Trauer um Nguyen Huu Phung

Mit ihm stirbt ein Stück Geschichte – Das Friedensdorf ist in tiefer Trauer um den jahrelangen ehemaligen stellvertretenden Dorfleiter und bis ins hohe Alter engagierten Mitarbeiter Nguyen Huu Phung.

Oft spricht der Volksmund, dass ein Stück Geschichte mit verloren gehe, wenn ein Mensch uns verlässt. Mit dem Tod von Herrn Nguyen Huu Phung geht aber mit Sicherheit mehr als die eine oder andere Anekdote verloren.

Der gebürtige Vietnamese kam schon 1960 nach Deutschland, damals in die DDR. Nachdem er bereits in Vietnam studiert hatte, setzte er seine formelle Ausbildung in Potsdam fort und wurde Diplomat. In einer hochpolitischen Zeit, sowohl in Vietnam, Deutschland und dem Rest der Welt definierte Phung in Bonn seinen eigenen philosophischen Blick auf die Welt. Am 26. Januar 1976 fand er den Weg ins Friedensdorf, zunächst als Betreuer für die damaligen vietnamesischen Dorfbewohner. Schließlich wurde er ständiger stellvertretender Dorfleiter im Friedensdorf.

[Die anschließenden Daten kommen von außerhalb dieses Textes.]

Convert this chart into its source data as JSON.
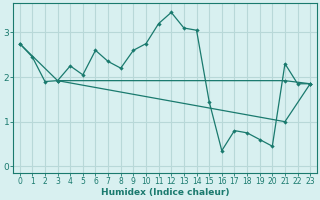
{
  "line1_x": [
    0,
    1,
    2,
    3,
    4,
    5,
    6,
    7,
    8,
    9,
    10,
    11,
    12,
    13,
    14,
    15,
    16,
    17,
    18,
    19,
    20,
    21,
    22,
    23
  ],
  "line1_y": [
    2.75,
    2.45,
    1.9,
    1.92,
    2.25,
    2.05,
    2.6,
    2.35,
    2.2,
    2.6,
    2.75,
    3.2,
    3.45,
    3.1,
    3.05,
    1.45,
    0.35,
    0.8,
    0.75,
    0.6,
    0.45,
    2.3,
    1.85,
    1.85
  ],
  "line2_x": [
    3,
    21,
    23
  ],
  "line2_y": [
    1.92,
    1.92,
    1.85
  ],
  "line3_x": [
    0,
    3,
    21,
    23
  ],
  "line3_y": [
    2.75,
    1.92,
    1.0,
    1.85
  ],
  "color": "#1a7a6e",
  "bg_color": "#d8f0f0",
  "grid_color": "#b8d8d8",
  "xlabel": "Humidex (Indice chaleur)",
  "xlim": [
    -0.5,
    23.5
  ],
  "ylim": [
    -0.15,
    3.65
  ],
  "yticks": [
    0,
    1,
    2,
    3
  ],
  "xticks": [
    0,
    1,
    2,
    3,
    4,
    5,
    6,
    7,
    8,
    9,
    10,
    11,
    12,
    13,
    14,
    15,
    16,
    17,
    18,
    19,
    20,
    21,
    22,
    23
  ]
}
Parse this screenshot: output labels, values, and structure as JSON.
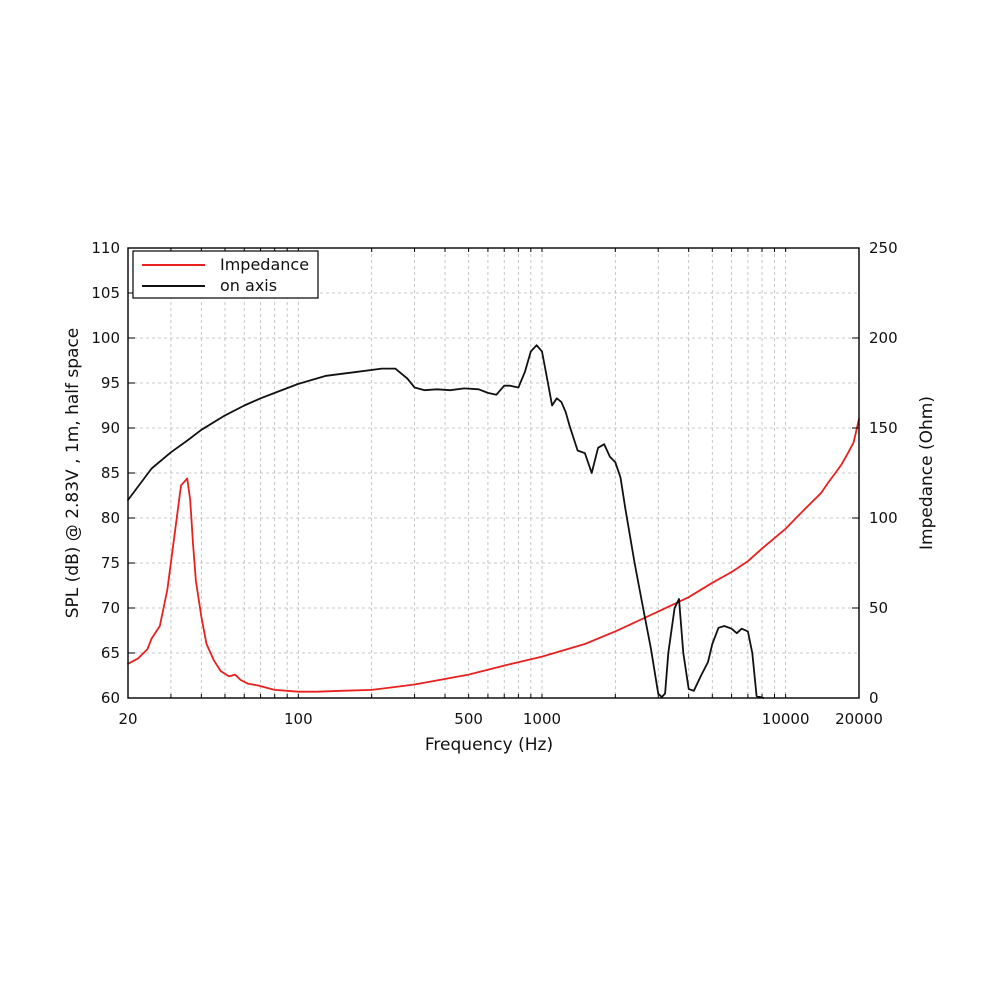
{
  "chart_data": {
    "type": "line",
    "title": "",
    "xlabel": "Frequency (Hz)",
    "ylabel": "SPL (dB) @ 2.83V , 1m, half space",
    "y2label": "Impedance (Ohm)",
    "x_scale": "log",
    "xlim": [
      20,
      20000
    ],
    "ylim": [
      60,
      110
    ],
    "y2lim": [
      0,
      250
    ],
    "x_ticks": [
      20,
      100,
      500,
      1000,
      10000,
      20000
    ],
    "x_tick_labels": [
      "20",
      "100",
      "500",
      "1000",
      "10000",
      "20000"
    ],
    "y_ticks": [
      60,
      65,
      70,
      75,
      80,
      85,
      90,
      95,
      100,
      105,
      110
    ],
    "y_tick_labels": [
      "60",
      "65",
      "70",
      "75",
      "80",
      "85",
      "90",
      "95",
      "100",
      "105",
      "110"
    ],
    "y2_ticks": [
      0,
      50,
      100,
      150,
      200,
      250
    ],
    "y2_tick_labels": [
      "0",
      "50",
      "100",
      "150",
      "200",
      "250"
    ],
    "grid": true,
    "legend_position": "top-left",
    "series": [
      {
        "name": "Impedance",
        "color": "#e8201e",
        "axis": "right",
        "x": [
          20,
          22,
          24,
          25,
          27,
          29,
          31,
          33,
          35,
          36,
          37,
          38,
          40,
          42,
          45,
          48,
          52,
          55,
          58,
          62,
          68,
          80,
          100,
          120,
          150,
          200,
          300,
          500,
          700,
          1000,
          1500,
          2000,
          3000,
          4000,
          5000,
          6000,
          7000,
          8000,
          10000,
          12000,
          14000,
          15000,
          16000,
          17000,
          18000,
          19000,
          20000
        ],
        "y": [
          19,
          22,
          27,
          33,
          40,
          60,
          90,
          118,
          122,
          110,
          85,
          65,
          45,
          30,
          21,
          15,
          12,
          13,
          10,
          8,
          7,
          4.5,
          3.5,
          3.5,
          4,
          4.5,
          7.5,
          13,
          18,
          23,
          30,
          37,
          48,
          56,
          64,
          70,
          76,
          83,
          94,
          105,
          114,
          120,
          125,
          130,
          136,
          142,
          155
        ]
      },
      {
        "name": "on axis",
        "color": "#111111",
        "axis": "left",
        "x": [
          20,
          22,
          25,
          30,
          35,
          40,
          50,
          60,
          70,
          80,
          100,
          130,
          170,
          220,
          250,
          280,
          300,
          330,
          370,
          420,
          480,
          550,
          600,
          650,
          700,
          740,
          800,
          850,
          900,
          950,
          1000,
          1050,
          1100,
          1150,
          1200,
          1250,
          1300,
          1400,
          1500,
          1600,
          1700,
          1800,
          1900,
          2000,
          2100,
          2200,
          2400,
          2600,
          2800,
          3000,
          3100,
          3200,
          3300,
          3500,
          3650,
          3800,
          4000,
          4200,
          4500,
          4800,
          5000,
          5300,
          5600,
          6000,
          6300,
          6600,
          7000,
          7300,
          7600,
          7900,
          8100
        ],
        "y": [
          82,
          83.5,
          85.5,
          87.3,
          88.6,
          89.8,
          91.4,
          92.5,
          93.3,
          93.9,
          94.9,
          95.8,
          96.2,
          96.6,
          96.6,
          95.5,
          94.5,
          94.2,
          94.3,
          94.2,
          94.4,
          94.3,
          93.9,
          93.7,
          94.7,
          94.7,
          94.5,
          96.2,
          98.5,
          99.2,
          98.5,
          95.5,
          92.5,
          93.3,
          92.9,
          91.8,
          90.2,
          87.5,
          87.2,
          85,
          87.8,
          88.2,
          86.8,
          86.2,
          84.5,
          81,
          75,
          70,
          65.5,
          60.5,
          60.1,
          60.5,
          65,
          70,
          71,
          65,
          61,
          60.8,
          62.5,
          64,
          66,
          67.8,
          68,
          67.7,
          67.2,
          67.7,
          67.4,
          65,
          60.2,
          60.1,
          60
        ]
      }
    ]
  }
}
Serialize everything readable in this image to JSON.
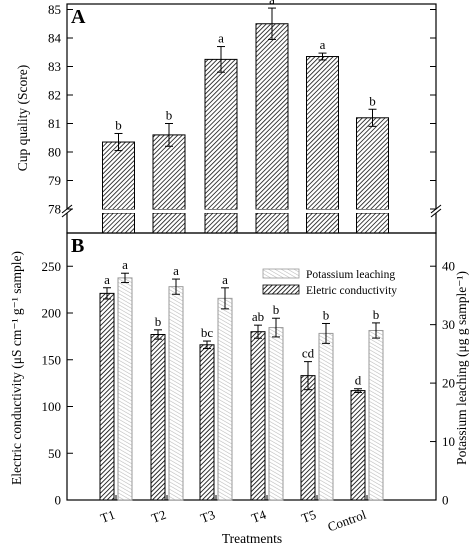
{
  "chart_data": [
    {
      "panel": "A",
      "type": "bar",
      "categories": [
        "T1",
        "T2",
        "T3",
        "T4",
        "T5",
        "Control"
      ],
      "values": [
        80.35,
        80.6,
        83.25,
        84.5,
        83.35,
        81.2
      ],
      "errors": [
        0.3,
        0.4,
        0.45,
        0.55,
        0.12,
        0.3
      ],
      "letters": [
        "b",
        "b",
        "a",
        "a",
        "a",
        "b"
      ],
      "ylabel": "Cup quality (Score)",
      "ylim": [
        78,
        85.5
      ],
      "yticks": [
        78,
        79,
        80,
        81,
        82,
        83,
        84,
        85
      ],
      "axis_break": true,
      "grid": false
    },
    {
      "panel": "B",
      "type": "bar",
      "categories": [
        "T1",
        "T2",
        "T3",
        "T4",
        "T5",
        "Control"
      ],
      "xlabel": "Treatments",
      "ylabel": "Electric conductivity (μS cm⁻¹ g⁻¹ sample)",
      "ylabel_right": "Potassium leaching (μg g sample⁻¹)",
      "ylim": [
        0,
        275
      ],
      "ylim_right": [
        0,
        44
      ],
      "yticks": [
        0,
        50,
        100,
        150,
        200,
        250
      ],
      "yticks_right": [
        0,
        10,
        20,
        30,
        40
      ],
      "legend_position": "top-right",
      "grid": false,
      "series": [
        {
          "name": "Eletric conductivity",
          "axis": "left",
          "values": [
            221,
            177,
            166,
            180,
            133,
            117
          ],
          "errors": [
            6,
            5,
            4,
            7,
            15,
            2
          ],
          "letters": [
            "a",
            "b",
            "bc",
            "ab",
            "cd",
            "d"
          ]
        },
        {
          "name": "Potassium leaching",
          "axis": "right",
          "values": [
            38,
            36.5,
            34.5,
            29.5,
            28.5,
            29
          ],
          "errors": [
            0.8,
            1.3,
            1.8,
            1.6,
            1.7,
            1.3
          ],
          "letters": [
            "a",
            "a",
            "a",
            "b",
            "b",
            "b"
          ]
        }
      ]
    }
  ]
}
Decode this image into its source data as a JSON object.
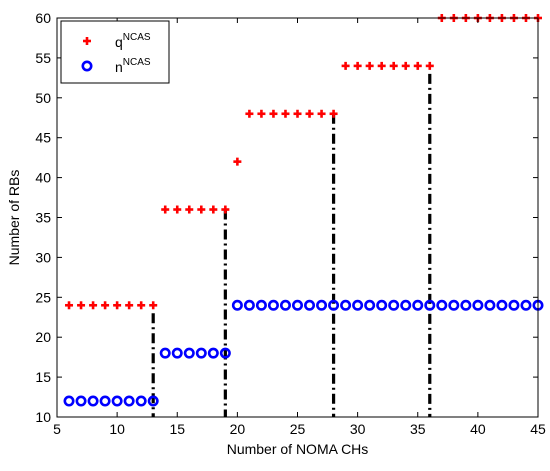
{
  "chart_data": {
    "type": "scatter",
    "xlabel": "Number of NOMA CHs",
    "ylabel": "Number of RBs",
    "xlim": [
      5,
      45
    ],
    "ylim": [
      10,
      60
    ],
    "xticks": [
      5,
      10,
      15,
      20,
      25,
      30,
      35,
      40,
      45
    ],
    "yticks": [
      10,
      15,
      20,
      25,
      30,
      35,
      40,
      45,
      50,
      55,
      60
    ],
    "grid": false,
    "legend_position": "top-left",
    "series": [
      {
        "legend_main": "q",
        "legend_sup": "NCAS",
        "marker": "plus",
        "color": "#ff0000",
        "x": [
          6,
          7,
          8,
          9,
          10,
          11,
          12,
          13,
          14,
          15,
          16,
          17,
          18,
          19,
          20,
          21,
          22,
          23,
          24,
          25,
          26,
          27,
          28,
          29,
          30,
          31,
          32,
          33,
          34,
          35,
          36,
          37,
          38,
          39,
          40,
          41,
          42,
          43,
          44,
          45
        ],
        "y": [
          24,
          24,
          24,
          24,
          24,
          24,
          24,
          24,
          36,
          36,
          36,
          36,
          36,
          36,
          42,
          48,
          48,
          48,
          48,
          48,
          48,
          48,
          48,
          54,
          54,
          54,
          54,
          54,
          54,
          54,
          54,
          60,
          60,
          60,
          60,
          60,
          60,
          60,
          60,
          60
        ]
      },
      {
        "legend_main": "n",
        "legend_sup": "NCAS",
        "marker": "circle",
        "color": "#0000ff",
        "x": [
          6,
          7,
          8,
          9,
          10,
          11,
          12,
          13,
          14,
          15,
          16,
          17,
          18,
          19,
          20,
          21,
          22,
          23,
          24,
          25,
          26,
          27,
          28,
          29,
          30,
          31,
          32,
          33,
          34,
          35,
          36,
          37,
          38,
          39,
          40,
          41,
          42,
          43,
          44,
          45
        ],
        "y": [
          12,
          12,
          12,
          12,
          12,
          12,
          12,
          12,
          18,
          18,
          18,
          18,
          18,
          18,
          24,
          24,
          24,
          24,
          24,
          24,
          24,
          24,
          24,
          24,
          24,
          24,
          24,
          24,
          24,
          24,
          24,
          24,
          24,
          24,
          24,
          24,
          24,
          24,
          24,
          24
        ]
      }
    ],
    "boundaries": [
      {
        "x": 13,
        "y_top": 23
      },
      {
        "x": 19,
        "y_top": 36
      },
      {
        "x": 28,
        "y_top": 48
      },
      {
        "x": 36,
        "y_top": 53
      }
    ]
  }
}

Der vielleicht freundlichste und gerechteste Mensch, den man sich vorstellen kann, konnte vehement politische, inhaltliche, pädagogische, kulturelle Diskussionen führen. Er konnte sich streiten und versöhnen und nie vergaß er dabei, den Kindern ein Lächeln zu schenken oder ein Rätsel zu stellen, oder sie einfach nur mit ihren Sorgen und Ängsten ernst zu nehmen. Als die politischen Verhältnisse sich 1975 endgültig in Vietnam änderten und das Land sozialistisch wurde, war es auch Phung, der den vietnamesischen Schützlingen, die in Deutschland verbleiben mussten zu dem ausländerrechtlichen Status verhalf, der von offizieller Seite für eine Integration notwendig war. Kein Mensch hat wohl das Ausländergesetz und das Betreuungsgesetz so sehr verinnerlicht wie Phung.

Im Alter von 80 Jahren starb Phung am 14. Juli nach schwerer Krankheit in einem Krankenhaus in Dinslaken. Auch, wenn er in den letzten Tagen vor Schwäche kaum zu sprechen vermochte, die letzten Fragen, die er seinen Freunden, Familienangehörigen und Mitarbeitern immer wieder stellte waren intelligent und zeugten von seinem glasklaren Verstand, der ihm bis zuletzt erhalten blieb.

Phung war eine Institution, belesen, intelligent, anerkannter Übersetzer der deutschen und vietnamesischen Sprache, rechtsgelehrt und auch ein bisschen chaotisch. Aber vor allem war er liebenswert.
Die Feste wusste Phung zu feiern wie sie fielen: 20 Jahre Aufenthaltstitel, 15 Jahre Ernennung als Übersetzer, 10 Jahre Anhörung vor dem Petitionsausschuss über eine Klausel im Ausländerrecht. Einen Grund seine Kolleginnen zu einem Sekt einzuladen hatte Phung stets bis wenige Wochen vor seinem Tod. Wann immer es die stark angeschlagene Gesundheit erlaubte, fuhr er mit dem Bus zur Ortsmitte und wartete auf die “Postfahrt” um ins Büro zu kommen. Nie wollte er jemandem zur Last fallen und half doch wo er konnte. Bis wenige Wochen vor seinem Tod arbeitete Phung im Konsulardienst des Friedensdorfes, kümmerte sich um die ausländerrechtlichen Belange der Schützlinge aus den Kriegs- und Krisengebieten der Welt. Langjährige Wegbegleiter erinnern sich an nächtelange Diskussionen mit dem kleinen, freundlichen Mann, der stets ein passendes Zitat oder Sprichwort wusste.
Friedensdorf-Leiter Thomas Jacobs erinnert sich an bewegende 33 gemeinsame Jahre, entscheidende Jahre für den Fortbestand des Friedensdorfes.

Besonders in den achtziger Jahren, als Phung nicht nur einmal die Geschicke des Friedensdorfes als kommissarischer Leiter leiten und lenken musste.
Die Familie, das Friedensdorf, die Mitarbeiter, die Kinder, die ehemaligen Dorfbewohner, die vielen Freunde – alle sind unendlich traurig.